1Division of Gastroenterology and Hepatology, Department of Medicine, University of North Carolina, Chapel Hill, NC 27599, USA
2Department of Surgery, University of Heidelberg, 69120, Heidelberg, Germany
3Department of Nutrition and Dietetics, College of Human Ecology, East Carolina University, 110 Rivers Building, Greenville, NC 27858-4353, USA

Received 16 April 2010; Accepted 17 June 2010

Academic Editor: Ekihiro Seki

Copyright © 2010 Gakuhei Son et al. This is an open access article distributed under the Creative Commons Attribution License, which permits unrestricted use, distribution, and reproduction in any medium, provided the original work is properly cited.

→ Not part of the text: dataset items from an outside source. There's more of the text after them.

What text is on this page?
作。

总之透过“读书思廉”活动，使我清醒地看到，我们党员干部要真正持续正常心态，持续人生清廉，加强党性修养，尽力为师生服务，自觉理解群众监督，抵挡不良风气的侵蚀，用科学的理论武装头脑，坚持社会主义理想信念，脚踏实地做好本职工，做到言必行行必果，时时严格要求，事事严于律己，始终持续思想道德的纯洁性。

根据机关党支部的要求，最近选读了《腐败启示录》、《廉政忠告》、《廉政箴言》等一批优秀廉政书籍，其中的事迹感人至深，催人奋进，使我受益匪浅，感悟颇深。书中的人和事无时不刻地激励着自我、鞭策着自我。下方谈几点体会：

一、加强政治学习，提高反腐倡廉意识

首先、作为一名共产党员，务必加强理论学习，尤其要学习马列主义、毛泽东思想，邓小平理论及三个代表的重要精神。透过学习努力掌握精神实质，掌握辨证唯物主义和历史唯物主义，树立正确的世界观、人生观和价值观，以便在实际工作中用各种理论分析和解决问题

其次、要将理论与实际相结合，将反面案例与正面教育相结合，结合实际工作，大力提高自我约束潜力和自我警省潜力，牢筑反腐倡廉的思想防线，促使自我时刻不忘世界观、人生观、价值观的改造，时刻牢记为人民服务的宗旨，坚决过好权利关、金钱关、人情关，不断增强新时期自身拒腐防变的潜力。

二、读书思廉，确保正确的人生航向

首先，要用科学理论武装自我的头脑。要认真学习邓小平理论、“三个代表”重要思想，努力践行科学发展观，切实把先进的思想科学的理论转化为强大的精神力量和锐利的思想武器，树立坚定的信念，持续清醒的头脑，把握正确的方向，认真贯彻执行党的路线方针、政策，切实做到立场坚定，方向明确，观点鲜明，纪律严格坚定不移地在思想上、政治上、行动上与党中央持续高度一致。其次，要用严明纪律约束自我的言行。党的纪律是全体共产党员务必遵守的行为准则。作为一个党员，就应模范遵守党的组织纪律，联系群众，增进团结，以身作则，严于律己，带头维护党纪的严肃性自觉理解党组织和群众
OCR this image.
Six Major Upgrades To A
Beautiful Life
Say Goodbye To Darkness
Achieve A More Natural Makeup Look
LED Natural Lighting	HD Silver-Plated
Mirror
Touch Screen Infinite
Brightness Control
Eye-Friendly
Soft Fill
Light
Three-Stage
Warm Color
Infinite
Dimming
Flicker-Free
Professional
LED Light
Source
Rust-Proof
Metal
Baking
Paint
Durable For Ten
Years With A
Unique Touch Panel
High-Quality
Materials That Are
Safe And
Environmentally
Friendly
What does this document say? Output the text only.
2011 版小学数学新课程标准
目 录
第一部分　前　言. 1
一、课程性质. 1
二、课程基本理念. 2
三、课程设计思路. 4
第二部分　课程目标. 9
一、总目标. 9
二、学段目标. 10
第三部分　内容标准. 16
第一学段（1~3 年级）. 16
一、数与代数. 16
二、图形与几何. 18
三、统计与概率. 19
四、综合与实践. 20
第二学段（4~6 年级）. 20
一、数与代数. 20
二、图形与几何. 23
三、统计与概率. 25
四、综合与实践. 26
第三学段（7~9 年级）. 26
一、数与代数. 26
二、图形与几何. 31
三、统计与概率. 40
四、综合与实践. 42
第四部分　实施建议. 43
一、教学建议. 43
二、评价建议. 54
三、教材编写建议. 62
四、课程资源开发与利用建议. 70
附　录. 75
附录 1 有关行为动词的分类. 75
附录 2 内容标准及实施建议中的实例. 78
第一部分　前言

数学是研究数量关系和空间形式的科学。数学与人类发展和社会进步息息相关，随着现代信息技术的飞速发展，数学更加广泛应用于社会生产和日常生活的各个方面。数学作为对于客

Emerging evidence suggests a strong interaction between the gut microbiota and health and disease. The interactions of the gut microbiota and the liver have only recently been investigated in detail. Receiving approximately 70% of its blood supply from the intestinal venous outflow, the liver represents the first line of defense against gut-derived antigens and is equipped with a broad array of immune cells (i.e., macrophages, lymphocytes, natural killer cells, and dendritic cells) to accomplish this function. In the setting of tissue injury, whereby the liver is otherwise damaged (e.g., viral infection, toxin exposure, ischemic tissue damage, etc.), these same immune cell populations and their interactions with the infiltrating gut bacteria likely contribute to and promote these pathologies. The following paper will highlight recent studies investigating the relationship between the gut microbiota, liver biology, and pathobiology. Defining these connections will likely provide new targets for therapy or prevention of a wide variety of acute and chronic liver pathologies.